The proof goes (revised for those who do not have the text handy, although you can find it online):
Since $L \unlhd G$ containing $N$, then $\phi(L) = \gamma [L] \unlhd G/N$.
Here's the line that's throwing me:
Because $N\leq L$, for each $x\in L$, the entire coset $xN$ in $G$ is contained in $L$. Thus, by Thm 13.15, $\gamma^{-1}[\phi(L)] = L$.
I need that ^ line explained.
I've provided the statement of Thm 13.15 below, as well as the rest of the 1-1 proof portion of the lemma.
Thm 13.15:
Let $\phi: G \rightarrow G^{'}$ be a group hom.
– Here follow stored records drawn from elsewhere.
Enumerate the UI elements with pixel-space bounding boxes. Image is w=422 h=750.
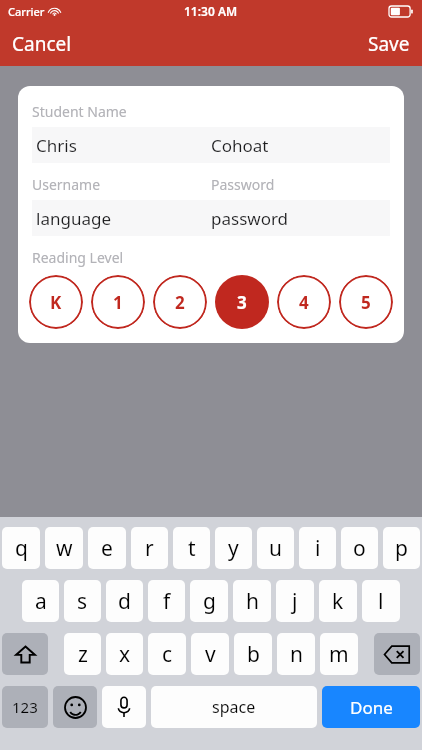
button[interactable]: Dictation bbox=[102, 686, 146, 728]
button[interactable]: k bbox=[319, 580, 357, 622]
button[interactable]: Done bbox=[322, 686, 420, 728]
button[interactable]: j bbox=[276, 580, 314, 622]
staticText: 11:30 AM bbox=[184, 3, 238, 19]
button[interactable]: e bbox=[88, 527, 126, 569]
staticText: Cancel bbox=[12, 31, 72, 57]
staticText: c bbox=[162, 640, 173, 669]
staticText: f bbox=[163, 587, 171, 616]
button[interactable]: Emoji bbox=[53, 686, 97, 728]
button[interactable]: v bbox=[191, 633, 229, 675]
staticText: 2 bbox=[175, 291, 185, 314]
staticText: Chris bbox=[36, 134, 77, 157]
button[interactable]: a bbox=[22, 580, 59, 622]
button[interactable]: h bbox=[233, 580, 271, 622]
staticText: p bbox=[395, 534, 408, 563]
button[interactable]: 1 bbox=[91, 275, 145, 329]
button[interactable]: g bbox=[190, 580, 228, 622]
button[interactable]: 2 bbox=[153, 275, 207, 329]
staticText: b bbox=[247, 640, 260, 669]
staticText: Cohoat bbox=[211, 134, 269, 157]
button[interactable]: 3 bbox=[215, 275, 269, 329]
staticText: m bbox=[329, 640, 349, 669]
button[interactable]: 123 bbox=[2, 686, 48, 728]
button[interactable]: y bbox=[215, 527, 252, 569]
staticText: n bbox=[290, 640, 303, 669]
button[interactable]: 4 bbox=[277, 275, 331, 329]
staticText: y bbox=[228, 534, 239, 563]
staticText: Reading Level bbox=[32, 248, 124, 267]
staticText: z bbox=[78, 640, 88, 669]
staticText: h bbox=[246, 587, 259, 616]
staticText: Done bbox=[350, 696, 393, 719]
staticText: 3 bbox=[237, 291, 247, 314]
staticText: Password bbox=[211, 175, 275, 194]
staticText: l bbox=[378, 587, 384, 616]
button[interactable]: language bbox=[32, 200, 211, 236]
button[interactable]: z bbox=[64, 633, 101, 675]
staticText: w bbox=[56, 534, 73, 563]
button[interactable]: f bbox=[148, 580, 185, 622]
staticText: K bbox=[50, 291, 62, 314]
button[interactable]: b bbox=[234, 633, 272, 675]
button[interactable]: q bbox=[2, 527, 40, 569]
staticText: g bbox=[203, 587, 216, 616]
staticText: d bbox=[118, 587, 131, 616]
staticText: e bbox=[101, 534, 113, 563]
button[interactable]: Backspace bbox=[374, 633, 420, 675]
staticText: r bbox=[145, 534, 154, 563]
button[interactable]: 5 bbox=[339, 275, 393, 329]
staticText: v bbox=[205, 640, 216, 669]
staticText: a bbox=[35, 587, 47, 616]
staticText: 4 bbox=[299, 291, 309, 314]
staticText: s bbox=[77, 587, 88, 616]
button[interactable]: Shift bbox=[2, 633, 48, 675]
button[interactable]: o bbox=[341, 527, 378, 569]
button[interactable]: password bbox=[211, 200, 390, 236]
button[interactable]: i bbox=[299, 527, 336, 569]
staticText: u bbox=[269, 534, 282, 563]
button[interactable]: l bbox=[362, 580, 400, 622]
staticText: i bbox=[315, 534, 321, 563]
staticText: o bbox=[353, 534, 366, 563]
staticText: language bbox=[36, 207, 111, 230]
staticText: Username bbox=[32, 175, 101, 194]
staticText: x bbox=[119, 640, 131, 669]
staticText: password bbox=[211, 207, 289, 230]
staticText: t bbox=[188, 534, 196, 563]
button[interactable]: Save bbox=[356, 25, 422, 63]
button[interactable]: Cancel bbox=[0, 25, 84, 63]
staticText: 1 bbox=[113, 291, 123, 314]
button[interactable]: u bbox=[257, 527, 294, 569]
staticText: 123 bbox=[12, 697, 38, 717]
staticText: k bbox=[332, 587, 344, 616]
staticText: 5 bbox=[361, 291, 371, 314]
button[interactable]: d bbox=[106, 580, 143, 622]
button[interactable]: x bbox=[106, 633, 143, 675]
button[interactable]: space bbox=[151, 686, 317, 728]
button[interactable]: m bbox=[320, 633, 358, 675]
staticText: j bbox=[292, 587, 298, 616]
button[interactable]: n bbox=[277, 633, 315, 675]
button[interactable]: Cohoat bbox=[211, 127, 390, 163]
staticText: Save bbox=[368, 31, 410, 57]
staticText: Student Name bbox=[32, 102, 127, 121]
staticText: space bbox=[212, 696, 256, 718]
staticText: Carrier bbox=[8, 4, 45, 19]
button[interactable]: s bbox=[64, 580, 101, 622]
button[interactable]: c bbox=[148, 633, 186, 675]
staticText: q bbox=[15, 534, 28, 563]
button[interactable]: Chris bbox=[32, 127, 211, 163]
button[interactable]: r bbox=[131, 527, 168, 569]
button[interactable]: w bbox=[45, 527, 83, 569]
button[interactable]: K bbox=[29, 275, 83, 329]
button[interactable]: p bbox=[383, 527, 420, 569]
button[interactable]: t bbox=[173, 527, 210, 569]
Let $H=Ker(\phi)$. Let $a\in G$. Then,
$\phi^{-1}[\{\phi (a)\}] = \{x\in G | \phi(x) = \phi (a)\}$
is the left coset $aH$ of $H$ and is also the right coset $Ha$ of $H$.
Rest of 1-1 portion of proof:
Let $\phi (L_{1}) =\phi (L_{2})$ for $L_{1}, L_{2}\in Dom(\phi)$. Then since $\gamma^{-1}[\phi(L)] = L$ for any normal subgroup $L$ containing $N$, $L_{1}=L_{2}$.
By definition of the canonical map, for each $x\in G$, $\gamma(x)=xN$. Also $y\in \gamma^{-1}\bigl(\gamma(x)\bigr)$ means that $\gamma(y)=\gamma(x)$, i.e. $yN=xN$. In other words, $y\in xN$. Thus $\;\gamma^{-1}\bigl(\gamma(x)\bigr)=xN$, and finally $$\gamma^{-1}\bigl(\gamma(L)\bigr)=\bigcup_{x\in L}\gamma^{-1}\bigl(\gamma(x)\bigr)=\bigcup_{x\in L}xN\subset L\quad\text{if }N\subset L.$$ The reverse inclusion is obvious.